Der Welt-Artikel wird bald vergessen sein und dennoch eine weitere falsche Spur im Internet hinterlassen. Vielleicht wird der virtuelle Boden einst so tief und schwer durchsuchbar werden wie der reale Boden, in dem Archäologinnen nicht nur die Farben für ein möglichst getreues Bild unserer Geschichte suchen, sondern meist erst die Rahmen und Leinwände dafür finden müssen. Sie sind sich bewusst, dass sie die Geschichte im Nachhinein nur aus einem lückenhaften Gedächtnis schreiben, oder um bei der Bildmetapher zu bleiben, malen können. Und dass sich unser Geschichtsbild meist nicht durch einen einzelnen Fund, sondern eher durch eine Veränderung unseres Blickwinkels während des Malens oder später im Betrachten des entstandenen Bildes wandelt.

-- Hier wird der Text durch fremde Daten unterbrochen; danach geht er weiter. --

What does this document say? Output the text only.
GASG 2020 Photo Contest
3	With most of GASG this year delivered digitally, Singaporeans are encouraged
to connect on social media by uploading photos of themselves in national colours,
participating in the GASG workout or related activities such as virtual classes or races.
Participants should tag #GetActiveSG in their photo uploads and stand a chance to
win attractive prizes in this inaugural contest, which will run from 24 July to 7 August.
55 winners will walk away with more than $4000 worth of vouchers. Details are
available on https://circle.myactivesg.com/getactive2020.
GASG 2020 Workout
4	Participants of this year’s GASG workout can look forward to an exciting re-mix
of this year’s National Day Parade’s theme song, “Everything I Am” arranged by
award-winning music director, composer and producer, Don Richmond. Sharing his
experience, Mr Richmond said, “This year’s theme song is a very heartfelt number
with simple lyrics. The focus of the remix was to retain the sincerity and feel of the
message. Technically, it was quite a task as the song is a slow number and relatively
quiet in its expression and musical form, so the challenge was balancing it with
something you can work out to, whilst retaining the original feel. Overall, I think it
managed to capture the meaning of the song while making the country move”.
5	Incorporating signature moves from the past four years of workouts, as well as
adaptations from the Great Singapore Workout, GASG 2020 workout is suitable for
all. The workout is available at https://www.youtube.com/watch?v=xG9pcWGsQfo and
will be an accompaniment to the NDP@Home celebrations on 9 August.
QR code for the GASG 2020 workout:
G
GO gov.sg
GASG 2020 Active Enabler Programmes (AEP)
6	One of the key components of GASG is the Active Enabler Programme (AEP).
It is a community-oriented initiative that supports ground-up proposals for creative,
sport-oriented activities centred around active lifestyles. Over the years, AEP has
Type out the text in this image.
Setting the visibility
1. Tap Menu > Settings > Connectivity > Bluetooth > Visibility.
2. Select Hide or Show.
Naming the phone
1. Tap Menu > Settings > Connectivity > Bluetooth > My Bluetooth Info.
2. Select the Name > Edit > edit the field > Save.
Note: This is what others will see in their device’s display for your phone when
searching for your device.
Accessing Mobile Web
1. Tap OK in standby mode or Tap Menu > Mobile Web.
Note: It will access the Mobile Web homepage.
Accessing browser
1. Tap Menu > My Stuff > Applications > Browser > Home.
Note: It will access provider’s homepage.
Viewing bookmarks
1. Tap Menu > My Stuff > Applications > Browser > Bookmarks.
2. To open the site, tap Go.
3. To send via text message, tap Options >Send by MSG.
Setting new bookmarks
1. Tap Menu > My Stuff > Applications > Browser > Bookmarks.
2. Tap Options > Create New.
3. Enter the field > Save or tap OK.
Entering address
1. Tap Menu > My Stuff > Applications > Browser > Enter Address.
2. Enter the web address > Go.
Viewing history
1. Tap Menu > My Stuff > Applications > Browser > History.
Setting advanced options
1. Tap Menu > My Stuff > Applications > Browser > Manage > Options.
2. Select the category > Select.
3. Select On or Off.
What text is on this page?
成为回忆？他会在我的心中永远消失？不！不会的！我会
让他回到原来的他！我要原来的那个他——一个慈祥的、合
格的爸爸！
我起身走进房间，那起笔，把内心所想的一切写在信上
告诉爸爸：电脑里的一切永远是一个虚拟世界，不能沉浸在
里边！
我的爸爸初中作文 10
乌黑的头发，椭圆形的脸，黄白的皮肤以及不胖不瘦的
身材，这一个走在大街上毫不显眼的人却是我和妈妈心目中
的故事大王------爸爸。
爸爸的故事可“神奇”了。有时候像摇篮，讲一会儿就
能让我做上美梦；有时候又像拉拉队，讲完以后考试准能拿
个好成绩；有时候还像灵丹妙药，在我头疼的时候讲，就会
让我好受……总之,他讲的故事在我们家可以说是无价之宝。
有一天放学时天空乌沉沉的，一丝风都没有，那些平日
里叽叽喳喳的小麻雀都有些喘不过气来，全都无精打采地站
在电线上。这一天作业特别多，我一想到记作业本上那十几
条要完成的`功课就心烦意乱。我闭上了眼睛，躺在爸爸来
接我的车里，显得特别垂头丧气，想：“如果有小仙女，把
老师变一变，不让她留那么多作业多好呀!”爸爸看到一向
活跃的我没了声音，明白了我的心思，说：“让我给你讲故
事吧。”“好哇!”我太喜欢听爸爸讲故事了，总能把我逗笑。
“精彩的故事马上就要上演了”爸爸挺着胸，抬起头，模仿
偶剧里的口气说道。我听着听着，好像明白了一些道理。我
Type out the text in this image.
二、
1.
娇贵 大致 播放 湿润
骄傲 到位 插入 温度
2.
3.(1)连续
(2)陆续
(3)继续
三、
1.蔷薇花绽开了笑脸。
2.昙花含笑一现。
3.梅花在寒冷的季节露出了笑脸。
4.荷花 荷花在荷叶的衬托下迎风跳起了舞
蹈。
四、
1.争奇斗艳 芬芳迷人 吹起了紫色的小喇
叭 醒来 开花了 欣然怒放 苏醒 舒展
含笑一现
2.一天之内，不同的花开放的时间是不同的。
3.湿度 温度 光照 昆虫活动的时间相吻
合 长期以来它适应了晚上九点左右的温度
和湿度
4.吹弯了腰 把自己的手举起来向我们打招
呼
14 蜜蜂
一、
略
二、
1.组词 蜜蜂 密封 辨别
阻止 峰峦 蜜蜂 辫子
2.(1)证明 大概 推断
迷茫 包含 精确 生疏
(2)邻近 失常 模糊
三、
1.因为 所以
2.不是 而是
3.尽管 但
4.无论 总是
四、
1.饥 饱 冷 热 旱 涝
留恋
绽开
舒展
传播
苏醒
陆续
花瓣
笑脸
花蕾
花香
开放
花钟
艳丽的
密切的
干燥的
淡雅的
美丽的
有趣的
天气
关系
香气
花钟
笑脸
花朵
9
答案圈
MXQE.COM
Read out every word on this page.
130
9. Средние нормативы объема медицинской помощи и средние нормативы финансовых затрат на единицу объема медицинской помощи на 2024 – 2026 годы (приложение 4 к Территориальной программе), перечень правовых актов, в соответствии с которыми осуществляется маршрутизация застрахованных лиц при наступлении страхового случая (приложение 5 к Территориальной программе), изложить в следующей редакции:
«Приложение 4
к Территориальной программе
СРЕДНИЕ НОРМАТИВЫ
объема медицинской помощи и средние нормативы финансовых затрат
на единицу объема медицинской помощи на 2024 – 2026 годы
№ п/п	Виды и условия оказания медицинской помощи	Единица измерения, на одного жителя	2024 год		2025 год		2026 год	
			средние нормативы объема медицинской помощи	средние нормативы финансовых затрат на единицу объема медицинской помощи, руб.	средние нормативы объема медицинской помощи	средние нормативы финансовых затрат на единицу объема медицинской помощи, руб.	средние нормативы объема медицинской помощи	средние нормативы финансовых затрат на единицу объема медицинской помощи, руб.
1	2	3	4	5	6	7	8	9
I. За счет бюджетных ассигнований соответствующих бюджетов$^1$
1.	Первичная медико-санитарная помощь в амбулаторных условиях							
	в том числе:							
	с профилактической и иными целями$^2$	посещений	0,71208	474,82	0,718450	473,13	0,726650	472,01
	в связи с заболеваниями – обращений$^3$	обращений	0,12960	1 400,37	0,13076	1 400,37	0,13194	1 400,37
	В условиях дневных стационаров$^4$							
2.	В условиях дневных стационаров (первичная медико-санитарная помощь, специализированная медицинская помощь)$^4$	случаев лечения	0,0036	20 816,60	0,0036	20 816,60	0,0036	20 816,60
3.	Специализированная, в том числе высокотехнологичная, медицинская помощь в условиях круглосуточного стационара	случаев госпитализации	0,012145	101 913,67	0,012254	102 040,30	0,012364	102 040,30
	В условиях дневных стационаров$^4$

In Erika Wimmer Mazohls neuem Roman Löwin auf einem Bein geht es unter anderem auch um diese komplexe und daher fehleranfällige Verbindung der erlebten Gegenwart mit einer zu interpretierenden Vergangenheit und umgekehrt.

Im Zentrum steht mit Ariane eine Archäologin, die sich auf die Etrusker spezialisiert hat. Sie stammt aus Südtirol und ist Funzionaria, Funktionärin im römischen Kulturministerium in der Abteilung für Archäologie. Bei einer Nachhausefahrt durch den zähen römischen Verkehr wägt sie die Bedeutung ihres Arbeitsfeldes, also der alten, verschütteten Geschichte für die Zeitgeschichte ab: „Was hatte das alles für einen Sinn, wie konnte man angesichts der immer größer werdenden Probleme im Land tausende Steinchen putzen, wie konnte man sich um alte Mauern kümmern?“ Im selben Gedankengang weiß sie jedoch auch, „dass die Fähigkeit, die Vergangenheit zu respektieren und zu schützen, eine gute Voraussetzung dafür [ist] , in der Gegenwart zu bestehen.“

Arianes Lebensgefährte Vittorio arbeitet als freier Journalist und damit mit und in der Zeitgeschichte. Der Boden, den er durchsucht, ist versumpft, da er vor allem über die Verbindung des organisierten Verbrechens mit der korrupten Politik schreibt, wobei „die Mafia-Strukturen des heutigen Italien [viel] mit den gesellschaftlichen Strukturen des alten Rom zu tun“ haben.

Arianes und Vittorios Beziehung hat zur Veränderung ihrer Blickwinkel geführt. Sie lässt vieles von dem, was Vittorio sagt, in ihre Arbeit einfließen, in die Art nämlich, wie sie den Gegenstand ihrer Arbeit betrachtet. So vertraut sie nicht mehr blind den „festgefahrenen Fachmeinungen“ und hat Erfolg damit: Sie ist eine begehrte Rednerin auf Kongressen und lernt gerade für eine ministeriumsinterne Prüfung um Responsabile, Verantwortliche für ihre gesamte Abteilung zu werden. Und Vittorio hatte wie „kein anderer […] die Gabe, von den antiken Stätten aus Parallelen zur Gegenwart zu ziehen, das Alte wie ein Blaupause über das Gegenwärtige zu legen und seine Schlüsse aus den vielen sich überlagernden Linien zu ziehen.“ Alte Geschichte und Zeitgeschichte verbinden sich für Ariane und Vittorio also fruchtbar.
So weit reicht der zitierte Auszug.